Though he plays lacrosse, bikes and snow skis, Zachary said he likes the relaxation and focus that archery brings.
“It’s a lot more relaxed, more mental,” he said. “It’s more about your focus than a physical challenge.”
Skylar Lee, 11, who attends WOLF School at Wonders of Wildlife, said she had never done archery before she took it up through WOLF’s NASP program.
“I like shooting arrows, it’s enjoyable,” she said. “I swim and dance, but archery is more in your head.”
Mackenzie Smith, 15, from Hillcrest High School, said competitive archery is about overcoming nerves, but enjoys the feel of being in the zone.
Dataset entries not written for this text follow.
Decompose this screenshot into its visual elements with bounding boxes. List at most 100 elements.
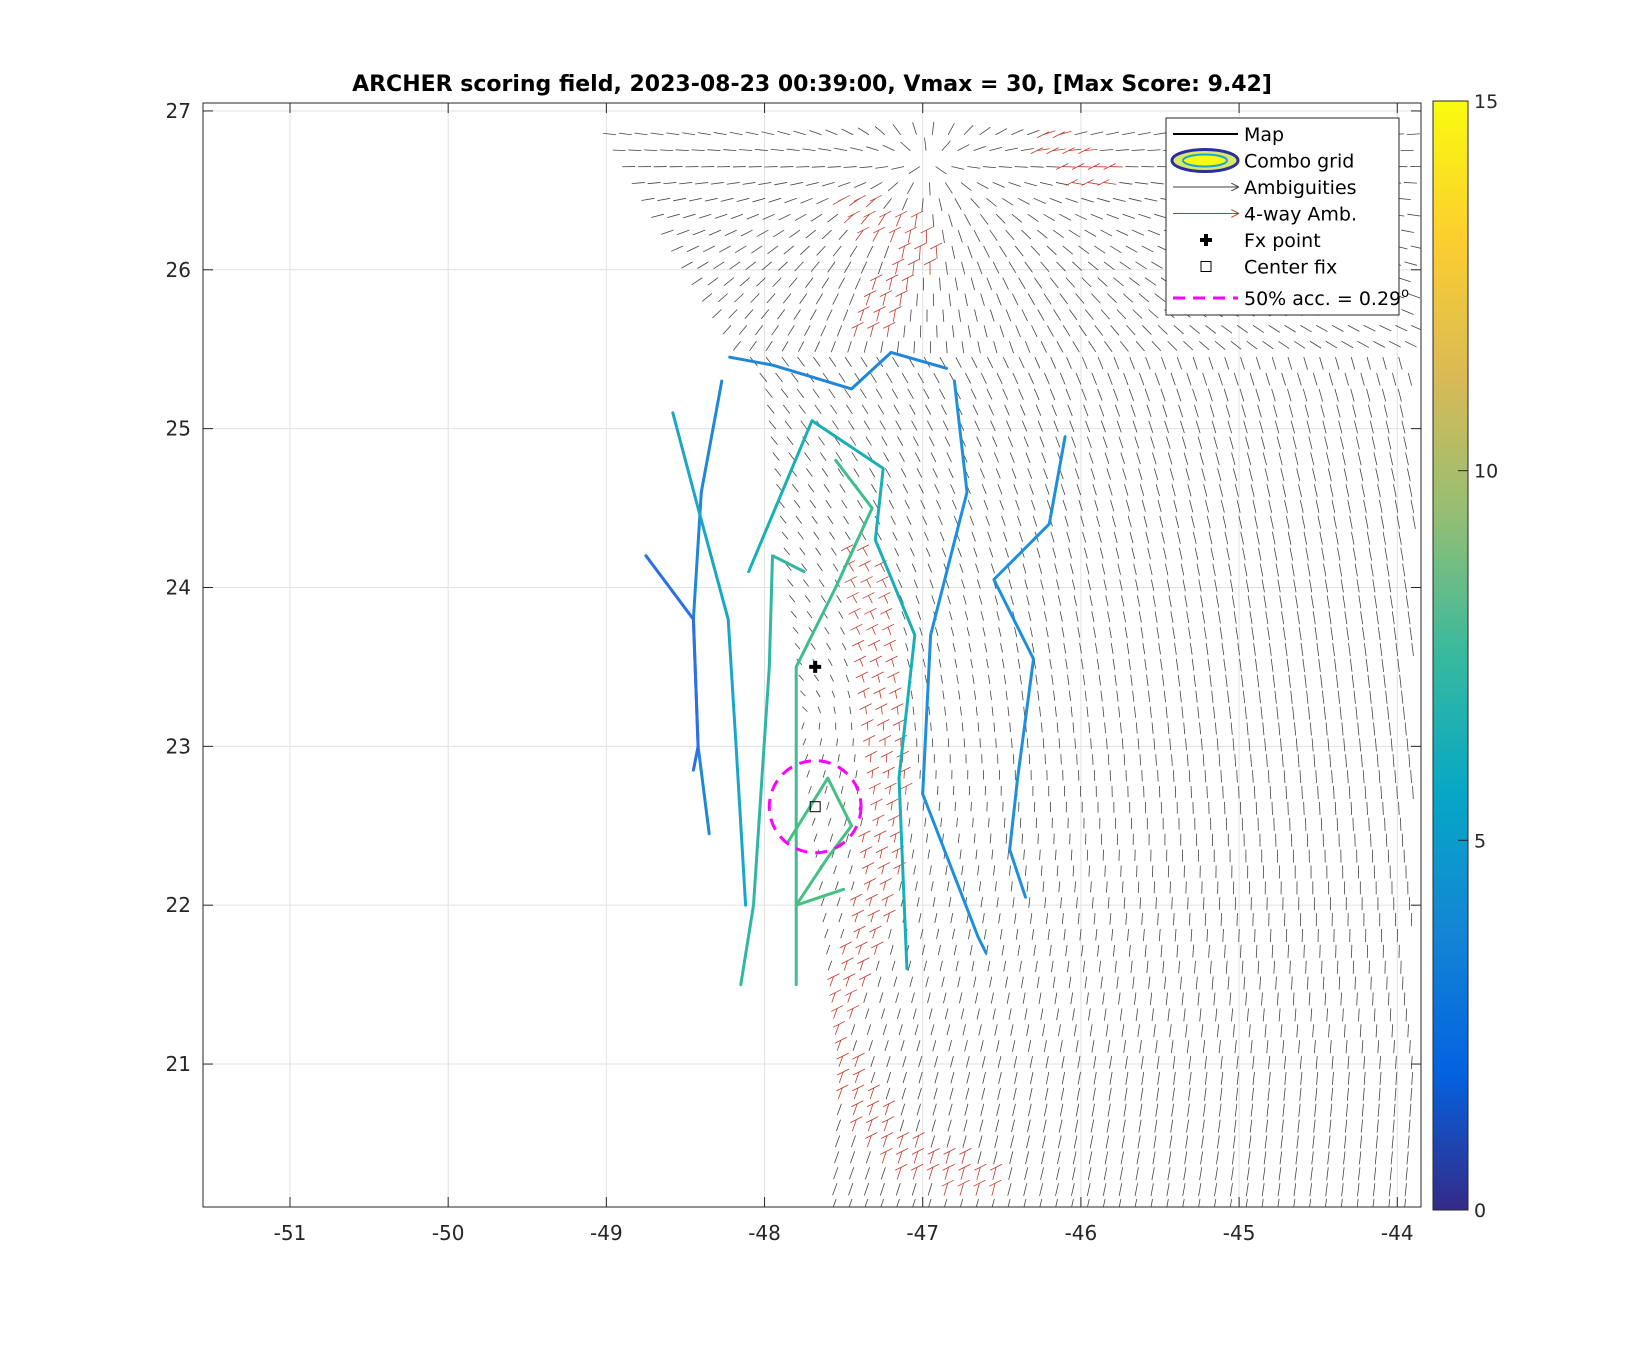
ambiguity-vector: [1158, 643, 1161, 655]
ambiguity-vector: [1220, 500, 1225, 513]
ambiguity-vector: [1257, 960, 1260, 974]
ambiguity-vector: [777, 309, 786, 320]
ambiguity-vector: [826, 309, 833, 321]
ambiguity-vector: [1230, 1167, 1234, 1181]
ambiguity-vector: [997, 1056, 1002, 1068]
ambiguity-vector: [1054, 992, 1058, 1005]
ambiguity-vector: [1078, 500, 1083, 512]
ambiguity-vector: [1206, 515, 1211, 529]
ambiguity-vector: [939, 356, 946, 368]
ambiguity-vector: [1161, 674, 1165, 687]
ambiguity-vector: [1098, 960, 1101, 973]
four-way-ambiguity-vector: [874, 944, 878, 955]
ambiguity-vector: [756, 277, 766, 287]
four-way-ambiguity-vector: [895, 1163, 908, 1171]
ambiguity-vector: [916, 468, 923, 478]
ambiguity-vector: [1300, 643, 1304, 657]
ambiguity-vector: [778, 213, 791, 221]
ambiguity-vector: [1199, 452, 1204, 466]
four-way-ambiguity-vector: [881, 623, 895, 631]
ambiguity-vector: [1306, 420, 1311, 434]
ambiguity-vector: [1291, 563, 1295, 577]
ambiguity-vector: [1245, 1183, 1249, 1197]
ambiguity-vector: [1059, 1103, 1064, 1117]
ambiguity-vector: [1141, 1071, 1145, 1085]
ambiguity-vector: [1040, 261, 1050, 272]
ambiguity-vector: [1268, 1056, 1271, 1070]
ambiguity-vector: [1145, 531, 1150, 544]
four-way-ambiguity-vector: [901, 245, 905, 259]
ambiguity-vector: [1363, 500, 1367, 513]
ambiguity-vector: [1125, 500, 1131, 512]
ambiguity-vector: [1174, 928, 1177, 942]
ambiguity-vector: [1023, 1183, 1028, 1196]
ambiguity-vector: [949, 611, 953, 621]
ambiguity-vector: [1109, 627, 1112, 639]
ambiguity-vector: [973, 833, 976, 844]
ambiguity-vector: [1192, 388, 1198, 402]
ambiguity-vector: [1027, 213, 1039, 222]
ambiguity-vector: [999, 245, 1007, 258]
four-way-ambiguity-vector: [882, 322, 896, 329]
ambiguity-vector: [1091, 293, 1101, 304]
ambiguity-vector: [1028, 1103, 1032, 1117]
ambiguity-vector: [1296, 1024, 1299, 1038]
ambiguity-vector: [1222, 786, 1224, 799]
ambiguity-vector: [992, 1008, 996, 1020]
y-tick-label: 26: [166, 258, 191, 282]
ambiguity-vector: [1239, 658, 1242, 672]
ambiguity-vector: [1011, 738, 1013, 748]
ambiguity-vector: [1179, 690, 1182, 703]
legend-label-text: Center fix: [1244, 257, 1337, 279]
ambiguity-vector: [950, 484, 956, 494]
ambiguity-vector: [1040, 341, 1047, 353]
ambiguity-vector: [845, 833, 849, 843]
ambiguity-vector: [1128, 197, 1142, 202]
ambiguity-vector: [1008, 182, 1022, 187]
four-way-ambiguity-vector: [880, 1148, 893, 1155]
ambiguity-vector: [900, 1103, 906, 1116]
ambiguity-vector: [1095, 928, 1098, 941]
four-way-ambiguity-vector: [873, 785, 876, 795]
four-way-ambiguity-vector: [865, 893, 878, 901]
ambiguity-vector: [1093, 913, 1096, 925]
ambiguity-vector: [1375, 1024, 1378, 1038]
ambiguity-vector: [760, 309, 770, 320]
ambiguity-vector: [1370, 563, 1374, 577]
ambiguity-vector: [983, 499, 989, 511]
ambiguity-vector: [880, 341, 884, 353]
ambiguity-vector: [984, 643, 988, 653]
four-way-ambiguity-vector: [861, 674, 865, 683]
ambiguity-vector: [891, 960, 896, 971]
ambiguity-vector: [698, 213, 712, 219]
ambiguity-vector: [1088, 341, 1097, 353]
ambiguity-vector: [1366, 801, 1368, 815]
ambiguity-vector: [1280, 738, 1282, 752]
ambiguity-vector: [1374, 595, 1378, 609]
ambiguity-vector: [1401, 690, 1404, 704]
ambiguity-vector: [1093, 1056, 1097, 1069]
ambiguity-vector: [1250, 754, 1252, 767]
ambiguity-vector: [982, 1071, 986, 1084]
ambiguity-vector: [805, 229, 817, 239]
ambiguity-vector: [1007, 1183, 1012, 1196]
ambiguity-vector: [697, 261, 709, 269]
ambiguity-vector: [1287, 388, 1292, 402]
ambiguity-vector: [1284, 1071, 1287, 1085]
ambiguity-vector: [661, 229, 674, 235]
four-way-ambiguity-vector: [887, 671, 900, 679]
ambiguity-vector: [1320, 404, 1325, 418]
ambiguity-vector: [1167, 340, 1178, 351]
ambiguity-vector: [860, 817, 863, 827]
ambiguity-vector: [730, 213, 744, 220]
ambiguity-vector: [784, 420, 792, 430]
ambiguity-vector: [1302, 658, 1305, 672]
ambiguity-vector: [1246, 1167, 1250, 1181]
center-fix-marker: [809, 801, 821, 813]
ambiguity-vector: [1088, 722, 1091, 734]
ambiguity-vector: [861, 404, 869, 415]
ambiguity-vector: [1250, 1103, 1254, 1117]
ambiguity-vector: [1255, 944, 1258, 958]
ambiguity-vector: [1347, 325, 1360, 332]
ambiguity-vector: [1335, 674, 1339, 688]
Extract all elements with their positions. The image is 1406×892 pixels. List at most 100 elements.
“I just like how quiet it gets,” she said. “How you have a clear state of mind when you’re shooting.”
NASP started in 2002 in 21 Kentucky school districts, but now has expanded to 49 states and nine Canadian provinces. Tommy Floyd, NASP vice president, said 66 percent of youngsters who join a NASP program are first-time archers.
“When you master the bow and arrow, you become someone who is in better control of yourself,” Floyd said.
NASP also helps students “pursue the outdoors lifestyle,” he said. “We say we change lives one arrow at a time.”
In Missouri, 770 schools — including those in Springfield — participate in NASP, in partnership with Bass Pro Shops and the Missouri department of Conservation. MDC education coordinator Warren Rose said 90,000 students have taken up archery through NASP.
“This program reaches students who aren’t playing football or volleyball,” Rose said.
It results in better school attendance and higher grades, he added.
That’s been the experience of Marty Marsh, assistant athletic director at Springfield Public Schools.
He said the Springfield district established student archery programs through NASP in 2008 and he said it has become a huge success for the district.
He said the NASP program is helping the district reach its goal of having 90 percent of its students involved in some kind of after-school program. Students who take up archery show greater confidence and self esteem, he added.
“We’ve observed students becoming engaged in after-school activities who would not traditionally be interested in athletics,” Marsh said. “We held our first competition in Springfield in the 2017-1018 school year, and it was a perfect fit for all students with varying backgrounds.”